Por cierto que la sociedad que nos contiene –en la que los menos extraen sus recursos ultimando a sus semejantes, los más forman sus ganancias comercializando a precios asesinos, y a la autoridad no le importa distinguir entre mentira y verdad– es gravemente conflictiva y no puede esperarse que la economía de tal sociedad lo sea menos. ¿Por qué nuestro grupo social es tan hostil hacia sus integrantes? Si cabe llamar “gen” a los ingredientes de este cóctel tan inestable, subrayo que muchos rasgos de nuestra vida social actual ya aparecieron en anteriores sociedades, no igualitarias ni republicanas o democráticas. En estos días me tocó vivir cómo cada municipio bonaerense opera como un feudo, donde cualquier distraído automovilista puede ser atrapado como mariposa por una red, y ver secuestrado su auto por una razón falsa, a la manera de los peajes medievales que motivaron la expresión laissez passer (dejad pasar). Juzguen ustedes si nuestro sistema de renovación de autoridades se parece o no al de los principados alemanes, donde un Gran Elector señalaba con el dedo a quien le iba a suceder en el trono. Vean también si el uso de los fondos públicos no es el que propiciaba Santo Tomás de Aquino en el siglo XIII, donde el príncipe fijaba sus ingresos de acuerdo con lo que él pensaba gastar, y no al revés, fijar los gastos según lo que podía percibir. Estos casos acaecieron en unos lados y en otros no. Pero en todos los países europeos nunca la tierra fue del que la trabajaba, sino de algún príncipe, aristocrático o monacal. ¿Ocurrió de otro modo con nuestras mejores tierras? Acaso la mayor diferencia es que los dueños no fueron aquellos príncipes, sino éstos, los príncipes del dinero. Nunca el país se dio una “Ley del hogar”. ¿Cómo se poblaron campos y ciudades? ¿Con seres humanos, sin más? ¿O siguiendo una prolija política discriminatoria, expuesta en obras liminares, por los padres del aula y de la Constitución?

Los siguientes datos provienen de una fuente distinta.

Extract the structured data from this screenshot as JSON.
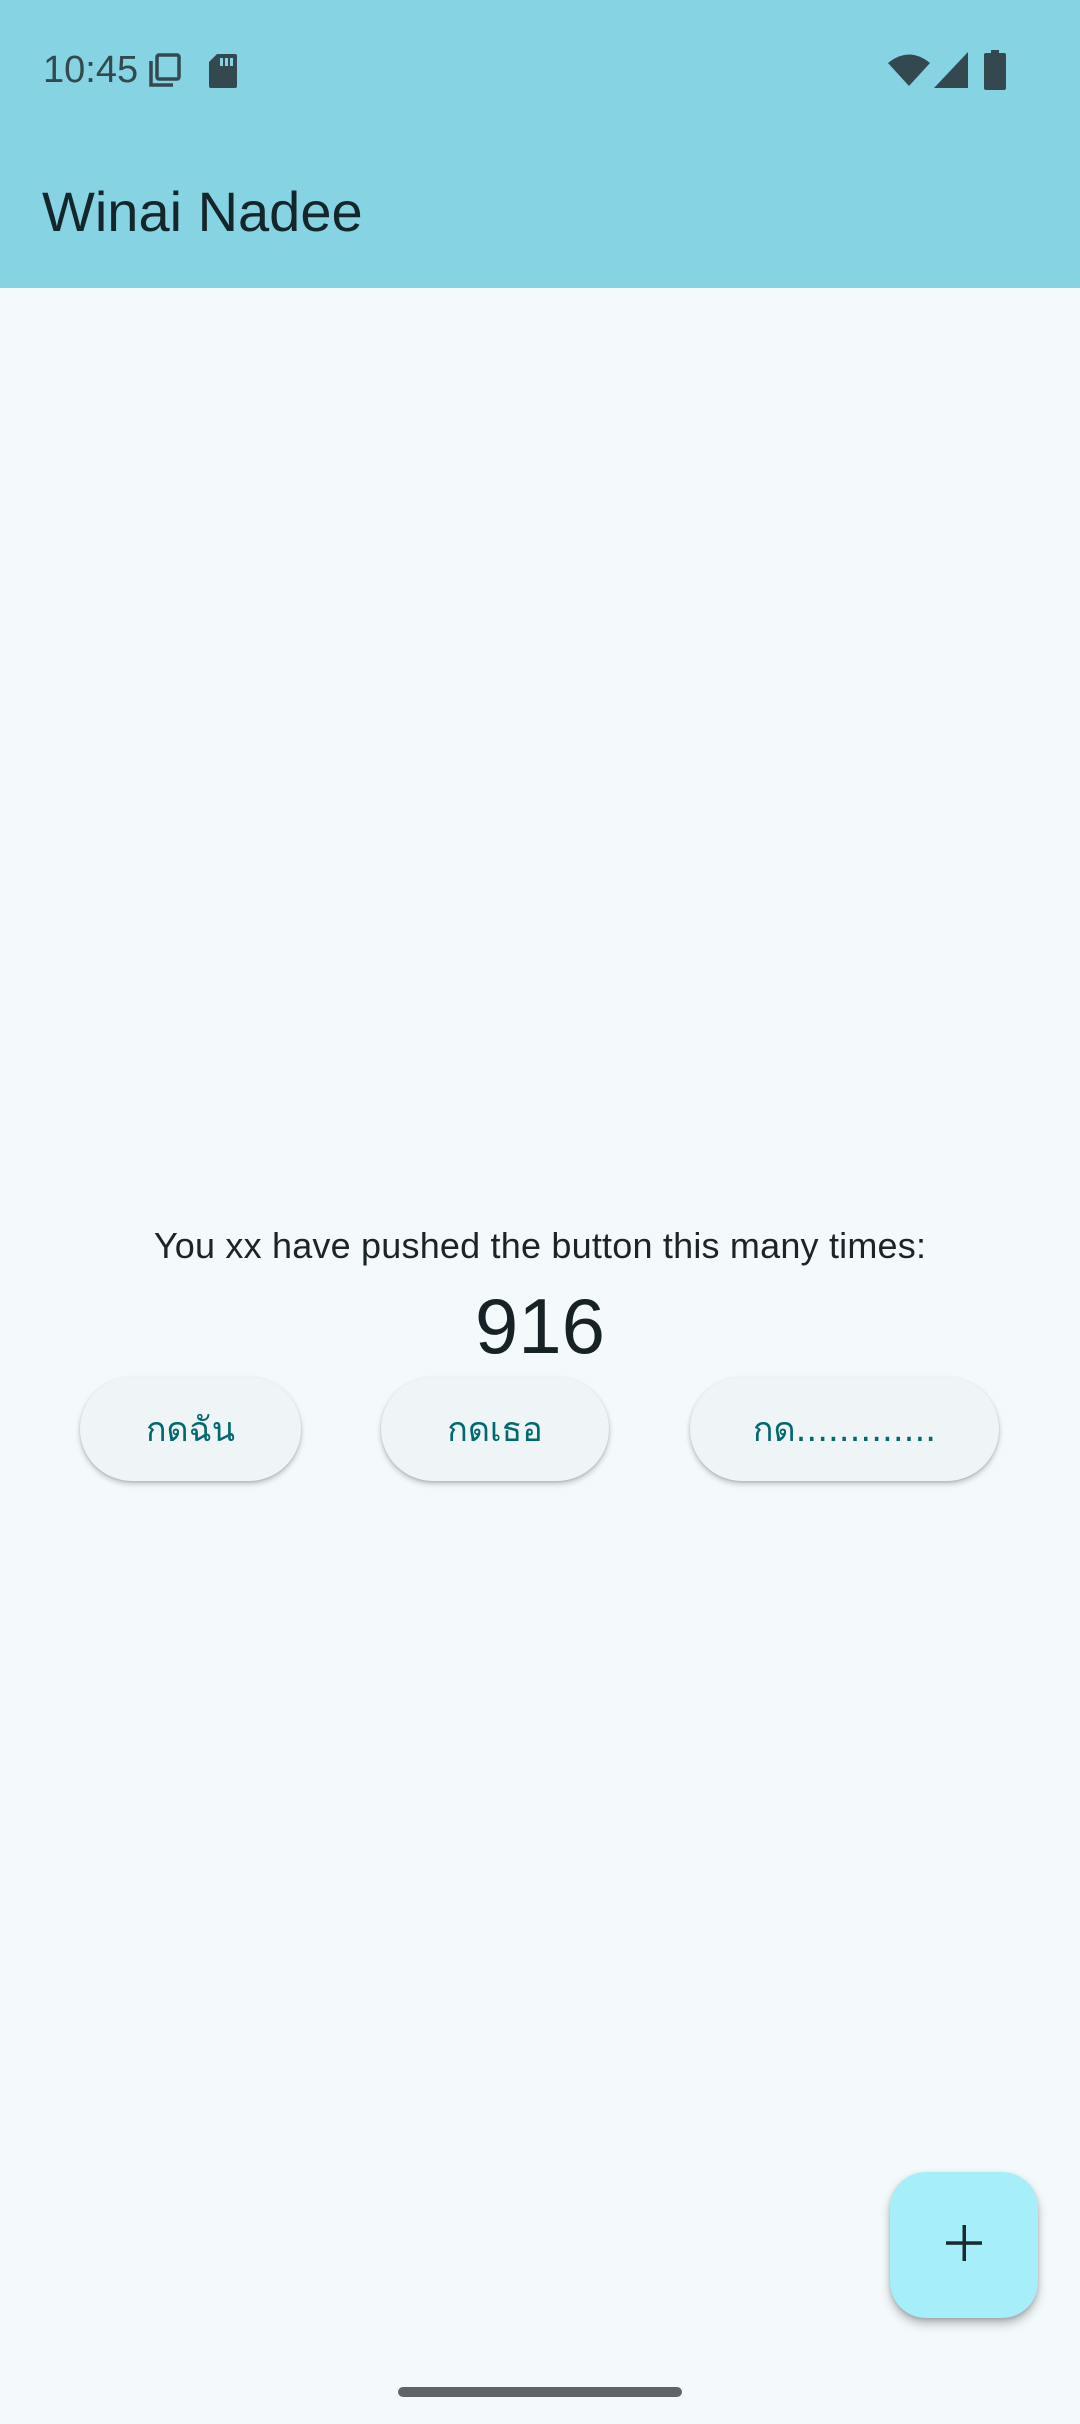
{
  "status_bar": {
    "time": "10:45",
    "icons": [
      "notification-copy-icon",
      "sd-card-icon",
      "wifi-icon",
      "cell-signal-icon",
      "battery-icon"
    ]
  },
  "app_bar": {
    "title": "Winai Nadee"
  },
  "body": {
    "message": "You xx have pushed the button this many times:",
    "counter": "916",
    "buttons": [
      {
        "label": "กดฉัน"
      },
      {
        "label": "กดเธอ"
      },
      {
        "label": "กด............."
      }
    ]
  },
  "fab": {
    "icon": "plus-icon"
  },
  "colors": {
    "app_bar": "#86d3e3",
    "background": "#f4fafc",
    "button_text": "#00686f",
    "fab": "#a6eef9"
  }
}
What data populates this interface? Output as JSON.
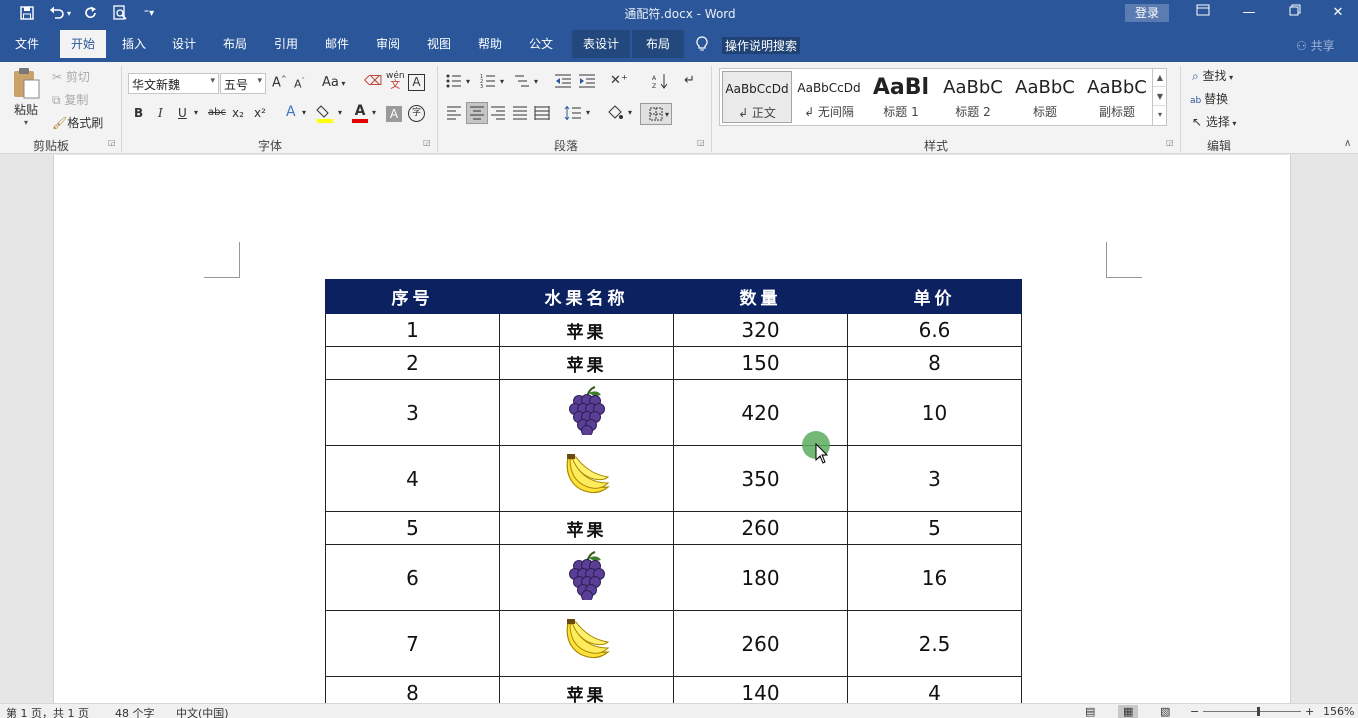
{
  "titlebar": {
    "doc_title": "通配符.docx  -  Word",
    "login_label": "登录"
  },
  "tabs": [
    {
      "label": "文件"
    },
    {
      "label": "开始"
    },
    {
      "label": "插入"
    },
    {
      "label": "设计"
    },
    {
      "label": "布局"
    },
    {
      "label": "引用"
    },
    {
      "label": "邮件"
    },
    {
      "label": "审阅"
    },
    {
      "label": "视图"
    },
    {
      "label": "帮助"
    },
    {
      "label": "公文"
    },
    {
      "label": "表设计"
    },
    {
      "label": "布局"
    }
  ],
  "tell_me": "操作说明搜索",
  "share_label": "共享",
  "clipboard": {
    "paste": "粘贴",
    "cut": "剪切",
    "copy": "复制",
    "format_painter": "格式刷",
    "group_label": "剪贴板"
  },
  "font": {
    "font_name": "华文新魏",
    "font_size": "五号",
    "change_case": "Aa",
    "phonetic": "wén",
    "group_label": "字体",
    "bold": "B",
    "italic": "I",
    "underline": "U",
    "strike": "abc",
    "subscript": "x₂",
    "superscript": "x²",
    "grow": "A",
    "shrink": "A",
    "border_char": "A",
    "shade_char": "A",
    "enclose": "字"
  },
  "paragraph": {
    "group_label": "段落"
  },
  "styles": {
    "group_label": "样式",
    "items": [
      {
        "preview": "AaBbCcDd",
        "name": "↲ 正文"
      },
      {
        "preview": "AaBbCcDd",
        "name": "↲ 无间隔"
      },
      {
        "preview": "AaBl",
        "name": "标题 1"
      },
      {
        "preview": "AaBbC",
        "name": "标题 2"
      },
      {
        "preview": "AaBbC",
        "name": "标题"
      },
      {
        "preview": "AaBbC",
        "name": "副标题"
      }
    ]
  },
  "editing": {
    "find": "查找",
    "replace": "替换",
    "select": "选择",
    "group_label": "编辑"
  },
  "table": {
    "headers": [
      "序号",
      "水果名称",
      "数量",
      "单价"
    ],
    "rows": [
      {
        "no": "1",
        "fruit": "苹果",
        "fruit_kind": "text",
        "qty": "320",
        "price": "6.6"
      },
      {
        "no": "2",
        "fruit": "苹果",
        "fruit_kind": "text",
        "qty": "150",
        "price": "8"
      },
      {
        "no": "3",
        "fruit": "grape-icon",
        "fruit_kind": "grape",
        "qty": "420",
        "price": "10"
      },
      {
        "no": "4",
        "fruit": "banana-icon",
        "fruit_kind": "banana",
        "qty": "350",
        "price": "3"
      },
      {
        "no": "5",
        "fruit": "苹果",
        "fruit_kind": "text",
        "qty": "260",
        "price": "5"
      },
      {
        "no": "6",
        "fruit": "grape-icon",
        "fruit_kind": "grape",
        "qty": "180",
        "price": "16"
      },
      {
        "no": "7",
        "fruit": "banana-icon",
        "fruit_kind": "banana",
        "qty": "260",
        "price": "2.5"
      },
      {
        "no": "8",
        "fruit": "苹果",
        "fruit_kind": "text",
        "qty": "140",
        "price": "4"
      }
    ]
  },
  "statusbar": {
    "page": "第 1 页，共 1 页",
    "words": "48 个字",
    "language": "中文(中国)",
    "zoom": "156%"
  },
  "colors": {
    "accent": "#2b579a",
    "table_header": "#0b2160"
  }
}
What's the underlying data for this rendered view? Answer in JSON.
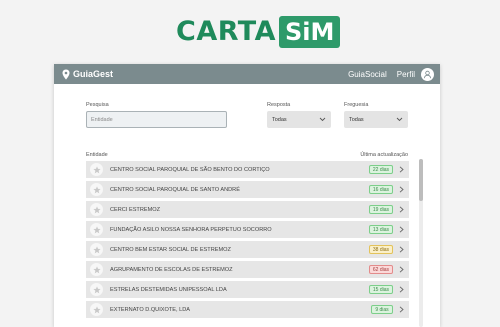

Sólo les faltó –como cuando se busca vender un auto usado, aclarar “nunca taxi”– escribir “nunca africanos”, “nunca asiáticos”. En la vieja Europa el estado llano no elegía a su gobernante. El soberano no era el pueblo, sino el rey. Aquí fueron modelos imitados el fascismo y el falangismo, y en efecto hubo presidentes que se creyeron Mussolini o Franco. Lo que hoy somos se enraíza en modos de ser que el mundo ya conoció y desechó, y reemplazó por otros mejores.

El intercambio desigual

En el 1800 los escritores rioplatenses más lúcidos (Cerviño, Moreno) opinaban que el atraso local se debía a la falta de intercambio. La exportación de los productos del suelo a mercados donde se vendieran a buen precio sería una fuente inagotable de riquezas. En 1950 el más lúcido autor argentino acusaba al intercambio realizado por no haber rendido al país los frutos que se esperaban de él: “La realidad está destruyendo en la América Latina aquel pretérito esquema de la división internacional del trabajo que, después de haber adquirido gran vigor en el siglo XIX, seguía prevaleciendo doctrinariamente hasta muy avanzado el presente. En ese esquema a la América Latina venía a corresponderle, como parte de la periferia del sistema económico mundial, el papel específico de producir alimentos y materias primas para los grandes centros industriales. No tenía allí cabida la industrialización de los países nuevos. (...) La discusión doctrinaria, no obstante, dista mucho de haber terminado. (...) Es cierto que el razonamiento acerca de las ventajas económicas de la división internacional del trabajo es de una validez teórica inobjetable. Pero suele olvidarse que se basa sobre una premisa terminantemente contradicha por los hechos. Según esta premisa, el fruto del progreso técnico tiende a repartirse parejamente entre toda la colectividad (...) Mediante el intercambio internacional, los países de producción primaria obtienen su parte en aquel fruto” (Raúl Prebisch). Nuestros primeros economistas creyeron que, con buena y abundante tierra, el intercambio estaba asegurado. Pero la tierra no es materia de intercambio, sino sus producciones, y para llevar esos productos al mercado de ultramar hacen falta medios de transporte (ferrocarriles y puertos), instalaciones y equipos rurales, y mano de obra competente para labrar la tierra. Capital y trabajo, dicho brevemente. Y el que aporta el capital, más que el que aporta tierra, es el que controla la producción y la encamina a sus propios fines. De ahí que Inglaterra pudo considerar a la tierra a la que le exportaba capital como una virtual prolongación de su propio territorio: “Inglaterra halló conveniente producir trigo y carne (y con ese fin exportar capital) en la Argentina” (J. Henry Williams, The Theory of International Trade Reconsidered, The Economic Journal, v. 39, Nº 154, junio de 1929).